We suggested he first look at all of these distributors and perhaps focus on a manageable number of countries where the prospects were best to maximize their sales. He reacted with horror. He didn’t want this – he wanted help making sales in still more countries!
Sure, this company was exporting. But the results were seriously sub-optimal. The whole company was pulled in so many directions that none of their markets was really growing rapidly.
Most companies that export with this approach don’t measure the all the various costs to the organization — all the extra hours sorting out local requirements, supply chain, finance, and customer service issues. Not to mention the opportunity costs — the costs of NOT spending more time with the best partners, or the potential of hurting the overall customer experience.
Most organizations that get around to tracking these are shocked by the overall costs. When the true cost is measured, this type of export business is generally unprofitable.
And if so, why export? The goal isn’t just more sales – it’s profitable sales.
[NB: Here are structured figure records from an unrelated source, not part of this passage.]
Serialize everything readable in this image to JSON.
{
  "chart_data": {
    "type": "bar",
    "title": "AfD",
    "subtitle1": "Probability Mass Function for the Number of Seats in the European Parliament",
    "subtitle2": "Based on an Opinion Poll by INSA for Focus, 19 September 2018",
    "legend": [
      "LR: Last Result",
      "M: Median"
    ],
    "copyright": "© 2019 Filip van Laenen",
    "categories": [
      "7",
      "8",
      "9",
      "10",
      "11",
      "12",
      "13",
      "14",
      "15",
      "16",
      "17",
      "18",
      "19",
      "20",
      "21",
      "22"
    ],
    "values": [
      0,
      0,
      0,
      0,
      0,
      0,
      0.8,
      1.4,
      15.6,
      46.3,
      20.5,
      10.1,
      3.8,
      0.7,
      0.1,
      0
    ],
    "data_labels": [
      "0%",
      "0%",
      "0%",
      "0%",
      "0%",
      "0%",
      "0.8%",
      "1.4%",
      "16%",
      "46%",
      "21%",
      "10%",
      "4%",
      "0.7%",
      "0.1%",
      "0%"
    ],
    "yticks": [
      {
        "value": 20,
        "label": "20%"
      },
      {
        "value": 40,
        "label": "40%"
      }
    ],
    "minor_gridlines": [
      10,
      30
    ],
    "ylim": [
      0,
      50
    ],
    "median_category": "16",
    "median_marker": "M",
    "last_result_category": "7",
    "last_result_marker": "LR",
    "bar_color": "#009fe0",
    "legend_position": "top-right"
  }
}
These companies remind me of my father, who used to shop religiously for great deals. The only problem was, he often bought stuff – often quantities of it – that he really didn’t need, just because it was a good price.
Selling more stuff that’s not profitable is a bad way to run a business. Making more unprofitable sales is not a formula for making them profitable.
In our almost 30 years of experience, we’ve found that the best formula for success is to have a dedicated resource, focus on fewer countries, stick to one business model (at least at first), and really grow the business in those markets.
It’s also much easier to calculate the true organizational cost and ROI of supporting this kind of structure. Sure, you will say no to many opportunities, but if you’ve choosen only the best ones, your investment is more likely to pay off, and pay off faster.
Maybe your company or client already has a dedicated person to focus on growing export sales – if so, great! But maybe there are other mindset issues holding your company back.